The dark times of our country’s history aren’t always the easiest to read, but I don’t think that means we don’t learn, read or remember what many folks went through decades ago. This piece of history of Oklahoma in the 1930s, specifically the Dust Bowl is one such time.
Where you come from isn’t who you are
Ten-year-old Pearl Spence is a daydreamer, playing make-believe to escape life in Oklahoma’s Dust Bowl in 1935. The Spences have their share of misfortune, but as the sheriff’s family, they’ve got more than most in this dry, desolate place. They’re who the town turns to when there’s a crisis or a need―and during these desperate times, there are plenty of both, even if half the town stands empty as people have packed up and moved on.
Pearl is proud of her loving, strong family, though she often wearies of tracking down her mentally impaired older sister or wrestling with her grandmother’s unshakable belief in a God who Pearl just isn’t sure she likes.
Then a mysterious man bent on revenge tramps into her town of Red River. Eddie is dangerous and he seems fixated on Pearl. When he reveals why he’s really there and shares a shocking secret involving the whole town, dust won’t be the only thing darkening Pearl’s world.

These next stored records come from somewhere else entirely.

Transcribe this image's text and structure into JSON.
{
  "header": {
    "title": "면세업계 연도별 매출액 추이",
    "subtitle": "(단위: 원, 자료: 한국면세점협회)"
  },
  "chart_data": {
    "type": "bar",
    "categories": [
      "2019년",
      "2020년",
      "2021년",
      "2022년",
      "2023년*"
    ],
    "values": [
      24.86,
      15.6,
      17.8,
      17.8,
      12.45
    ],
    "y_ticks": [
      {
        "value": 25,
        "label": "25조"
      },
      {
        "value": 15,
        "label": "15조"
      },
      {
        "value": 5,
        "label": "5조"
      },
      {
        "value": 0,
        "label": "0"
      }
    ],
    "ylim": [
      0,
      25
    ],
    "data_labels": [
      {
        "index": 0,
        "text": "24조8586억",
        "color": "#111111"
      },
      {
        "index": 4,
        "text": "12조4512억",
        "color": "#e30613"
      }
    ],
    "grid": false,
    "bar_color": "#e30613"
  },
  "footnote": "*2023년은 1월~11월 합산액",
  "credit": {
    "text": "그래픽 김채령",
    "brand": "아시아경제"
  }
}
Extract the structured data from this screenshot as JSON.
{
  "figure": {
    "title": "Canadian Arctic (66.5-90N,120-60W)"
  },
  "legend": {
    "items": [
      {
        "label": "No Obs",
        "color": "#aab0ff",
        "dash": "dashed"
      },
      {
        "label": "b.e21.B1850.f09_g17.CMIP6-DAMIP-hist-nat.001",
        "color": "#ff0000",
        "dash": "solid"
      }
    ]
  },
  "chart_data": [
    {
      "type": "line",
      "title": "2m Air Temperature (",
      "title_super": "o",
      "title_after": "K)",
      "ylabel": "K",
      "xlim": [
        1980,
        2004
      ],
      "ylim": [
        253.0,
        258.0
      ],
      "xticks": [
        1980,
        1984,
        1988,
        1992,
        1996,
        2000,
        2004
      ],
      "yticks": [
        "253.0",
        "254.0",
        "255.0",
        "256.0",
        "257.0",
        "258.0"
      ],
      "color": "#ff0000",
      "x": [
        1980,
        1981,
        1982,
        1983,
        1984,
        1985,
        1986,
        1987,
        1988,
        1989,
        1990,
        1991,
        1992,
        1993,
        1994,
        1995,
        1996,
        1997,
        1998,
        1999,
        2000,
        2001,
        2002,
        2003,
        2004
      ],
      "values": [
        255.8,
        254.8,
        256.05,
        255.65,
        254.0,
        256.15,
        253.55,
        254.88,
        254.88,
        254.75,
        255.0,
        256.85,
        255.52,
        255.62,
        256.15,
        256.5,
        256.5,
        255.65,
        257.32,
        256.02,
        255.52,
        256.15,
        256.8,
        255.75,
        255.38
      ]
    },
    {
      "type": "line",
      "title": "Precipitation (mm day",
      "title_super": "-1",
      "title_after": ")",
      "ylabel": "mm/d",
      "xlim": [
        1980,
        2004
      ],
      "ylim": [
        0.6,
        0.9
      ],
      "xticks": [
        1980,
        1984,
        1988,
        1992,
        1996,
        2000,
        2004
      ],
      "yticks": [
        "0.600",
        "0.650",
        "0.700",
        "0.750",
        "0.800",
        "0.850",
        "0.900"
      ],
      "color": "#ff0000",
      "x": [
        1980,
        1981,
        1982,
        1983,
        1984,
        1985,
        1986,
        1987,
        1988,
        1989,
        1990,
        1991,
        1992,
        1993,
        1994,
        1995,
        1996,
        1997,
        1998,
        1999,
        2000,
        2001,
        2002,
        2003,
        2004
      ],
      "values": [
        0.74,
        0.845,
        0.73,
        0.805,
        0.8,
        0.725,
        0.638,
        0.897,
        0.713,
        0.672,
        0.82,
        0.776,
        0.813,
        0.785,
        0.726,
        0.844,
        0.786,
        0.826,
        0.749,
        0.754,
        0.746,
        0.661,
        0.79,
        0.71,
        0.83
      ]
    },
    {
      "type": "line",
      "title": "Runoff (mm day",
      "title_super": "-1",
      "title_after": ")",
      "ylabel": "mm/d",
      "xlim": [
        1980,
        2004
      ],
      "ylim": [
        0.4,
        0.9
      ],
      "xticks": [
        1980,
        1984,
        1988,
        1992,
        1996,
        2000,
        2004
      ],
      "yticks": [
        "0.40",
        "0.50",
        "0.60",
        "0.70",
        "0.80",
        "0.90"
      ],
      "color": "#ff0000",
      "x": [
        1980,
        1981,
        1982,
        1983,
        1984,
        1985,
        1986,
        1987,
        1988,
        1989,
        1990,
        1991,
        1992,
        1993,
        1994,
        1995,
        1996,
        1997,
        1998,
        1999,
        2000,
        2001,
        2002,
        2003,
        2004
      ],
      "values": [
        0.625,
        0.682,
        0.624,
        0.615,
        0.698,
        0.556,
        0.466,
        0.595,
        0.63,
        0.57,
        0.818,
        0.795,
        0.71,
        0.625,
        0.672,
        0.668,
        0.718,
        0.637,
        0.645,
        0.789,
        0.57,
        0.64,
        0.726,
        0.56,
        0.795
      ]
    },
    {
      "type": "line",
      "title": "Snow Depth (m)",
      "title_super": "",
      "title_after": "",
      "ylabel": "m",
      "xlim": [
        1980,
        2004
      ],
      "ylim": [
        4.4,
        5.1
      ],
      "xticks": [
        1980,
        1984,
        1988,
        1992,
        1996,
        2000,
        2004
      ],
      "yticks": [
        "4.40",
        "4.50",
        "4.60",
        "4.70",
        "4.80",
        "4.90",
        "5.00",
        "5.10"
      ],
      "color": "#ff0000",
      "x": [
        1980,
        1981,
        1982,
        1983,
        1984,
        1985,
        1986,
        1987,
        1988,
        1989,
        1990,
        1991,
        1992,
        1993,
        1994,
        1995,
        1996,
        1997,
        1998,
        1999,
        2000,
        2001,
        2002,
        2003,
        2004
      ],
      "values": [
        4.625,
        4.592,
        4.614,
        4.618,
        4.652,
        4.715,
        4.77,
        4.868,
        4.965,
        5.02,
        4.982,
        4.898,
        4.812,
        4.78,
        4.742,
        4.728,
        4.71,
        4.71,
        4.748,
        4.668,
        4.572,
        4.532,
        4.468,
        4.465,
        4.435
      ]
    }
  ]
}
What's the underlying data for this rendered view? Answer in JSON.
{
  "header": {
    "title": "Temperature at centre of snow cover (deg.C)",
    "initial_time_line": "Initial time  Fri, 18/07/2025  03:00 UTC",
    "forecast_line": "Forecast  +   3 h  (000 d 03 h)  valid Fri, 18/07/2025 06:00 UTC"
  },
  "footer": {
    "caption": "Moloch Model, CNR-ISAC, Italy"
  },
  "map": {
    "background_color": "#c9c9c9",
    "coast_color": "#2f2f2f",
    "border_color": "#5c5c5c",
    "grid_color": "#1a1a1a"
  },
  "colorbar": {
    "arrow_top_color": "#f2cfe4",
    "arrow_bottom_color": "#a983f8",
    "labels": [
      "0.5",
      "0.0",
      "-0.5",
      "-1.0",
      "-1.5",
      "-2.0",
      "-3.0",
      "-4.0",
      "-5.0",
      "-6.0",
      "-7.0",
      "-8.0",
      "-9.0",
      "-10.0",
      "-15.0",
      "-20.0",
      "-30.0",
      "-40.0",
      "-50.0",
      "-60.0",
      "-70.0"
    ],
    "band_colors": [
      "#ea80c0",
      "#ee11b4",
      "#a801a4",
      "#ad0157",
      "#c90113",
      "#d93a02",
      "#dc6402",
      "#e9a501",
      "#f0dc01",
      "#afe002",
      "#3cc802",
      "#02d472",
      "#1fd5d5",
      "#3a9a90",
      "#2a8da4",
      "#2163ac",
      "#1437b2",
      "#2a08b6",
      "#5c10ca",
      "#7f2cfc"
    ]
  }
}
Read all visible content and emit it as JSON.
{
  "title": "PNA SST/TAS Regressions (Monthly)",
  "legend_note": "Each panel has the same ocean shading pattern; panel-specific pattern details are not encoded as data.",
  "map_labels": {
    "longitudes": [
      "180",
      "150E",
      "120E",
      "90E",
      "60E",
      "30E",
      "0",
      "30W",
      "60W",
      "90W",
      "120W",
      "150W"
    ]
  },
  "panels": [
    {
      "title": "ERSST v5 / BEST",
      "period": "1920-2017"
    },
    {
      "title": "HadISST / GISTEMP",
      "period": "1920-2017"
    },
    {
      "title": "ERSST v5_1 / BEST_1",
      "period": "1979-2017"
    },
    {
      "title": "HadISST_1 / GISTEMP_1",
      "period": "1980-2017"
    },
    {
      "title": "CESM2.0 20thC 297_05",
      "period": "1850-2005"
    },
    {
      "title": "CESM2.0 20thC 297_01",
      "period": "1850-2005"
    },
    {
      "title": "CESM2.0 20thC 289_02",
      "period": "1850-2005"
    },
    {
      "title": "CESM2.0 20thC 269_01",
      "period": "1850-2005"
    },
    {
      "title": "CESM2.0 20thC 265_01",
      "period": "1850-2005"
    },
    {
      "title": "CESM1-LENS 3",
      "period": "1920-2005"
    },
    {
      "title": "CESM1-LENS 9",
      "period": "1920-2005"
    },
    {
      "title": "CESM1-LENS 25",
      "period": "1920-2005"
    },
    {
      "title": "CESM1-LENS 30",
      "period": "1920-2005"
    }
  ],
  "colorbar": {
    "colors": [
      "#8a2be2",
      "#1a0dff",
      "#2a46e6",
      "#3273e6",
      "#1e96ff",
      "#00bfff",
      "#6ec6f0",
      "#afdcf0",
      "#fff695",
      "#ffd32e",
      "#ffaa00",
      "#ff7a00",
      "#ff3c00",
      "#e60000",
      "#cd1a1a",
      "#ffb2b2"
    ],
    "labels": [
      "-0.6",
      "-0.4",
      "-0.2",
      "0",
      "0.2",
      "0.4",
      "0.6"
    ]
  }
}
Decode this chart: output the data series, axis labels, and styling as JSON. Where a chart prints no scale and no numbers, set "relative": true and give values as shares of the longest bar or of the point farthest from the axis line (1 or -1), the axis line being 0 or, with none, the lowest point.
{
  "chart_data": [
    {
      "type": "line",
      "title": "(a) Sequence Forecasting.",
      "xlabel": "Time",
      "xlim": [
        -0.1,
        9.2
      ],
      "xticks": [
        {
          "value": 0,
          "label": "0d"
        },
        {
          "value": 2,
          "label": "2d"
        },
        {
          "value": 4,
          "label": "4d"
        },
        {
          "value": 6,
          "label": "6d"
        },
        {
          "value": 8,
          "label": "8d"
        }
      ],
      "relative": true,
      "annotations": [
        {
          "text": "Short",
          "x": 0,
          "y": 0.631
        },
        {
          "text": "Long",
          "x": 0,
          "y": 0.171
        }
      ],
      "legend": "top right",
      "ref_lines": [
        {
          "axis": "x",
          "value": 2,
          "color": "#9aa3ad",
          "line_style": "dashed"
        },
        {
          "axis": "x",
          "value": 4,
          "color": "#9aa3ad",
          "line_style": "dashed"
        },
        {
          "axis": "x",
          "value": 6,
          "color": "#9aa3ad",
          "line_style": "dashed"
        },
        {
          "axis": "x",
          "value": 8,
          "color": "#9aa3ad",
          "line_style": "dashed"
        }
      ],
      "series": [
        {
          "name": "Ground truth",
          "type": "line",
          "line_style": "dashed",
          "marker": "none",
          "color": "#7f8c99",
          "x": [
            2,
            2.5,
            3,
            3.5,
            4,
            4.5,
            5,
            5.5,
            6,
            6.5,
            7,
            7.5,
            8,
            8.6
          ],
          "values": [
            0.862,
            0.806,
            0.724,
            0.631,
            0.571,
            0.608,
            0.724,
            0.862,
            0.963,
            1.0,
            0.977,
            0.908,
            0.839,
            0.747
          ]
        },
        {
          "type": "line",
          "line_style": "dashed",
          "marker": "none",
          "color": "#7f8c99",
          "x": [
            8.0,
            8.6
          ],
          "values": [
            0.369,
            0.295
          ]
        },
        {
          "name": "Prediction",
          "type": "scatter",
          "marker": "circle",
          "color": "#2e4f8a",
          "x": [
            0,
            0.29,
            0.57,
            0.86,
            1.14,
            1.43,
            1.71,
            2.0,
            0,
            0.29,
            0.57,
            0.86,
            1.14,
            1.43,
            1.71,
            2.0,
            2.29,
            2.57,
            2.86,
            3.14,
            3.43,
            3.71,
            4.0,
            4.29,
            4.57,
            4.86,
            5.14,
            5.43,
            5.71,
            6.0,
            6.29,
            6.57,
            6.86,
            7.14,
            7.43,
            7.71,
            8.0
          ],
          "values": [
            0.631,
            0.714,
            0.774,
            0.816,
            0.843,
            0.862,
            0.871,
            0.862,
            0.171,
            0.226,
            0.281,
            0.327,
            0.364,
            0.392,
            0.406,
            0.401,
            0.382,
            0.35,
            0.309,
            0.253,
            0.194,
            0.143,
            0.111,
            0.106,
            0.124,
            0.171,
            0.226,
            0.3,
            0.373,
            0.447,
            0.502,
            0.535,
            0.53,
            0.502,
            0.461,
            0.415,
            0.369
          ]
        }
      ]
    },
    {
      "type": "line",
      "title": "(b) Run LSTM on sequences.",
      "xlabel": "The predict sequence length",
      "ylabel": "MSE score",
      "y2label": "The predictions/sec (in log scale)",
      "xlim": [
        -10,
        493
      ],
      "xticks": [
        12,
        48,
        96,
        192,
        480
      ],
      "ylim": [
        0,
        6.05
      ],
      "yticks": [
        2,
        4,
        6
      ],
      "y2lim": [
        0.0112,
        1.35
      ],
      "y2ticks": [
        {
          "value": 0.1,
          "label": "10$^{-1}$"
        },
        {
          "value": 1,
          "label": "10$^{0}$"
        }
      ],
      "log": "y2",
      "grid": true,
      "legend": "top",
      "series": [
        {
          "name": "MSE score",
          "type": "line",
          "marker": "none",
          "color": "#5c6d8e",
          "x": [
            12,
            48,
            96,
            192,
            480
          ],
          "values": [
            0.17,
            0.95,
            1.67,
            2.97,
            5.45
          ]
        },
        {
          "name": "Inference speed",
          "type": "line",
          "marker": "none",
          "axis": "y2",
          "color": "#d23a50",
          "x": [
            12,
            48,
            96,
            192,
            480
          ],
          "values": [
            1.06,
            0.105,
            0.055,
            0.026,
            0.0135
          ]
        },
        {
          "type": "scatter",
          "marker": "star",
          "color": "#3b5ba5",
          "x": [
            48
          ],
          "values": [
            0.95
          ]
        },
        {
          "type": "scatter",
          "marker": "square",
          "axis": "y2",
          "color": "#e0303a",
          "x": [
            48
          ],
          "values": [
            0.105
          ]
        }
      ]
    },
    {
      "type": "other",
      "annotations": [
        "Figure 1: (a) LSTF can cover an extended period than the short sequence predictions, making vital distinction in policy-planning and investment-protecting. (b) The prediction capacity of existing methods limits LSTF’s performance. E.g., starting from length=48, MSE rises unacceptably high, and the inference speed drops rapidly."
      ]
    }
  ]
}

I’ll confess, most of this novel had me sad. What a harsh time to live in, not only because of the natural harsh times, but the reality of what people can do when in times of desperation. But Susie Finkbeiner does an excellent job of bringing the history to life and showing there is still hope and goodness is dark times. I have a much greater understanding of that time period.
I also enjoyed the storyline and hearing it from young Pearl’s voice. The story being told from a young girl’s perspective added another layer I appreciated. There were some parts where the pacing was a bit slow, but overall I enjoyed the story and conclusion.
Do you know much about the Dust Bowl?